Ce regret vient précisément du fait que l'on reconnaît ne pas avoir été fidèle à Dieu et s'être égaré dans le péché. Souligner que la conversion s'inscrit ainsi dans une histoire, c'est faire référence à l'expérience de salut qu'a fait Augustin et cela

conduit à rappeler l'importance de la notion chrétienne de repentir. En revenant sur son passé en l'interprétant à la lumière de la miséricorde de Dieu, l'homme peut prendre conscience de son péché et il se constitue ainsi comme un sujet qui assume son histoire. Lorsqu'Augustin parle du « salut du peuple » et de « la cité épouse », il fait référence à la cité de Dieu qui est la cité constituée par tous les hommes et les anges qui ont choisi de rester fidèles à Dieu et de vivre de sa vie.
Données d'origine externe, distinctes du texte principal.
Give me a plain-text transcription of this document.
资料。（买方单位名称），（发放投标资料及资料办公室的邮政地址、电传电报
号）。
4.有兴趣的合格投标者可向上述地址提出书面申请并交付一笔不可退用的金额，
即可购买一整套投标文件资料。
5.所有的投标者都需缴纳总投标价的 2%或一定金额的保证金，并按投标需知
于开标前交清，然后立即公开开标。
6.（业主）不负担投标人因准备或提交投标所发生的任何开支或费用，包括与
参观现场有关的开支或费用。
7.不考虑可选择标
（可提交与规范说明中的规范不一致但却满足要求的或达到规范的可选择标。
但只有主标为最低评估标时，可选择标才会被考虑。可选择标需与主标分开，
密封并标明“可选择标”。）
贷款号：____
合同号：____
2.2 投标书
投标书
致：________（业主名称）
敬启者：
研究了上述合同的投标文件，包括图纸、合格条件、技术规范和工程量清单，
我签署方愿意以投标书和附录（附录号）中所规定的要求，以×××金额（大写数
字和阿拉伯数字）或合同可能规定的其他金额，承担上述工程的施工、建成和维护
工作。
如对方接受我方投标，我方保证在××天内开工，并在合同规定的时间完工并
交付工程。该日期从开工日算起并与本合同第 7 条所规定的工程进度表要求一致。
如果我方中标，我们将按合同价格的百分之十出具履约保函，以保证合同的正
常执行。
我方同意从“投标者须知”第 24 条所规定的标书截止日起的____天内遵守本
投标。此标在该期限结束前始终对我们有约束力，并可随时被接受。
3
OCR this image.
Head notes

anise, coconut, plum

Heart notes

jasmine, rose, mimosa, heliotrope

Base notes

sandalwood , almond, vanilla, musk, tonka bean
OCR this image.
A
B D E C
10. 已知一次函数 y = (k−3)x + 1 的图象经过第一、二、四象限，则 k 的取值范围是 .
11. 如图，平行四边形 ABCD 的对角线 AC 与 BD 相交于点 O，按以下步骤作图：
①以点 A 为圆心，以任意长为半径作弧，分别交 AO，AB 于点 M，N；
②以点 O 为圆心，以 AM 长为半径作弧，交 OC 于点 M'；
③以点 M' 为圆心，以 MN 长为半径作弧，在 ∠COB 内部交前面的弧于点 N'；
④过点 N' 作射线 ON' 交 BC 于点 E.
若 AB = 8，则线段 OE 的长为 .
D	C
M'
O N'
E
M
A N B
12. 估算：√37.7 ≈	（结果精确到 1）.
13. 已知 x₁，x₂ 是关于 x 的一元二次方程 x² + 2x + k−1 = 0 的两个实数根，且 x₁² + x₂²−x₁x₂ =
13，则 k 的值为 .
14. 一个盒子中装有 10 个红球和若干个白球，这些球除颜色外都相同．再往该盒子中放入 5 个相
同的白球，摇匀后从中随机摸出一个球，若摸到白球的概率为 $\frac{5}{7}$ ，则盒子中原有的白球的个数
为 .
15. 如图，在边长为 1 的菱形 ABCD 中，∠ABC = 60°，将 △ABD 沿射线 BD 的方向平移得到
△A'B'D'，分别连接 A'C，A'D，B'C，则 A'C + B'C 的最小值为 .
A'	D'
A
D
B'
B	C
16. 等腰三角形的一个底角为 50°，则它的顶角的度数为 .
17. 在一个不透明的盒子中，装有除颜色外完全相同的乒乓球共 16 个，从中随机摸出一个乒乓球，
Ce n'est qu'à la fin des temps que nous pourrons connaître si nous en faisons partie, mais nous sommes invités à chaque instant de nos vies à choisir d'être fidèle en acceptant le secours de la grâce qui est représenté par le sacrifice du Christ, mais aussi par l'action de l'Esprit Saint qui, après la mort du Christ a été envoyé aux hommes. Toutefois, Augustin, après avoir évoqué ces promesses de bonheur, évoque ensuite « le calice de notre supplice » et rappelle que l'âme doit être « soumise à Dieu » car il importe de ne pas oublier qu'il nous faut s'abaisser avec le Christ et renoncer à mener orgueilleusement notre vie pour retrouver avec lui la vie éternelle. Le contenu des Epîtres de Paul est donc présenté comme la découverte d'un message de salut qui s'adresse à chacun et qui est porté par un authentique acte de contrition et marqué par l'espérance d'être uni à nouveau à Dieu.